OBTs offer several advantages over a robust data model. They are typically simpler to build, making them particularly appealing for small teams. Managing a complex, normalized data model with numerous data products and ad-hoc queries can become troublesome, especially when you get flooded with the questions from business users about where to find the data they need. As an alternative, just direct them to a particular OBT.

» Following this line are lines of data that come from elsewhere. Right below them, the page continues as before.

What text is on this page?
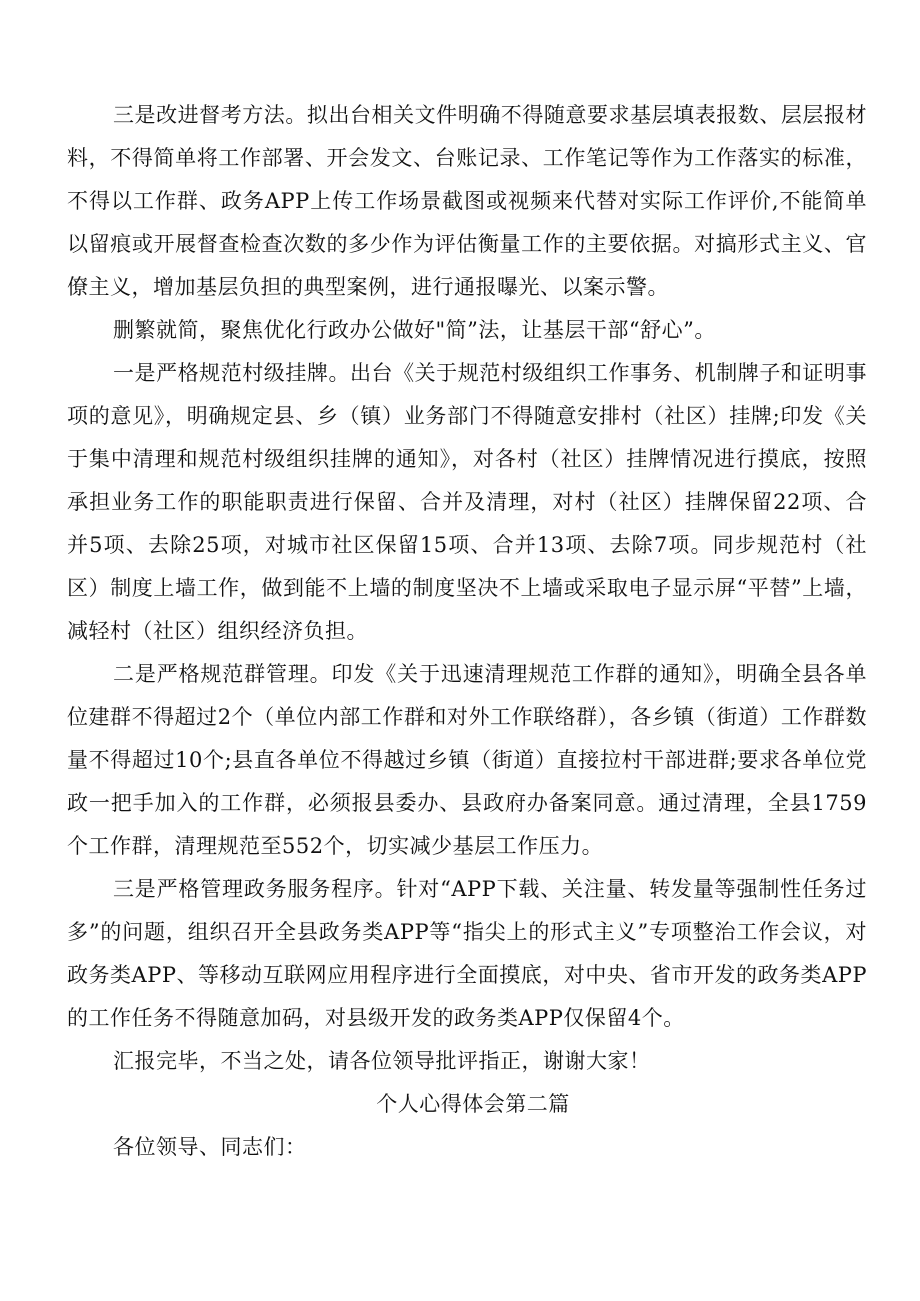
三是改进督考方法。拟出台相关文件明确不得随意要求基层填表报数、层层报材料，不得简单将工作部署、开会发文、台账记录、工作笔记等作为工作落实的标准，不得以工作群、政务APP上传工作场景截图或视频来代替对实际工作评价,不能简单以留痕或开展督查检查次数的多少作为评估衡量工作的主要依据。对搞形式主义、官僚主义，增加基层负担的典型案例，进行通报曝光、以案示警。

删繁就简，聚焦优化行政办公做好"简”法，让基层干部“舒心”。

一是严格规范村级挂牌。出台《关于规范村级组织工作事务、机制牌子和证明事项的意见》，明确规定县、乡（镇）业务部门不得随意安排村（社区）挂牌;印发《关于集中清理和规范村级组织挂牌的通知》，对各村（社区）挂牌情况进行摸底，按照承担业务工作的职能职责进行保留、合并及清理，对村（社区）挂牌保留22项、合并5项、去除25项，对城市社区保留15项、合并13项、去除7项。同步规范村（社区）制度上墙工作，做到能不上墙的制度坚决不上墙或采取电子显示屏“平替”上墙，减轻村（社区）组织经济负担。

二是严格规范群管理。印发《关于迅速清理规范工作群的通知》，明确全县各单位建群不得超过2个（单位内部工作群和对外工作联络群），各乡镇（街道）工作群数量不得超过10个;县直各单位不得越过乡镇（街道）直接拉村干部进群;要求各单位党政一把手加入的工作群，必须报县委办、县政府办备案同意。通过清理，全县1759个工作群，清理规范至552个，切实减少基层工作压力。

三是严格管理政务服务程序。针对“APP下载、关注量、转发量等强制性任务过多”的问题，组织召开全县政务类APP等“指尖上的形式主义”专项整治工作会议，对政务类APP、等移动互联网应用程序进行全面摸底，对中央、省市开发的政务类APP的工作任务不得随意加码，对县级开发的政务类APP仅保留4个。

汇报完毕，不当之处，请各位领导批评指正，谢谢大家！

个人心得体会第二篇

各位领导、同志们：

However, this doesn’t mean you can eliminate data modeling entirely. OBTs still require careful design. Here are some considerations:
- what columns should the OBT include? Even though storage is inexpensive, including all columns and performing hundreds of joins to build them can quickly lead to a data swamp. It’s essential to strike a balance between complex OBTs and having many more specialized OBTs,
- how relevant are updates to the dimensions? You don’t want a system where each change to a dimension triggers millions of updates, resulting in significant write amplification. This would cause streaming jobs to get stuck building wide records, and in batch case, your database would be constantly updating ever-changing records. Further increasing duration of incremental build runs,
- what is the physical data format? With larger data volumes, it’s essential to optimize data querying for efficiency. This could involve choosing the right partitioning scheme or distribution key.
This might become a handy resource while migrating from batch to streaming. Comparing results between existing batch platforms and newly created streaming platforms isn’t always straightforward. By building OBTs in both environments, you can more easily compare apples to apples.
Is it wise to get rid of the modeling completely?
Should you prioritize performance over modeling in your project? I can’t say for sure, as every project is different and the decision depends on your specific use case. When leading tech projects, I often prefer to begin with the analysis of the use cases. People, especially those non-tech savvy, may believe they require streaming or sophisticated technology to address their issues, but this isn’t always the case.
However, this doesn’t deny that an increasing number of companies are requiring streaming systems to meet their use case demands. They’re recognizing that real-time analytics and operations can generate revenue and provide a competitive advantage. In today’s fast-paced world, batch processes often fail to provide a competitive edge in many domains. I anticipate this trend will only accelerate in the coming years. OBTs serve as a straightforward entry point for many.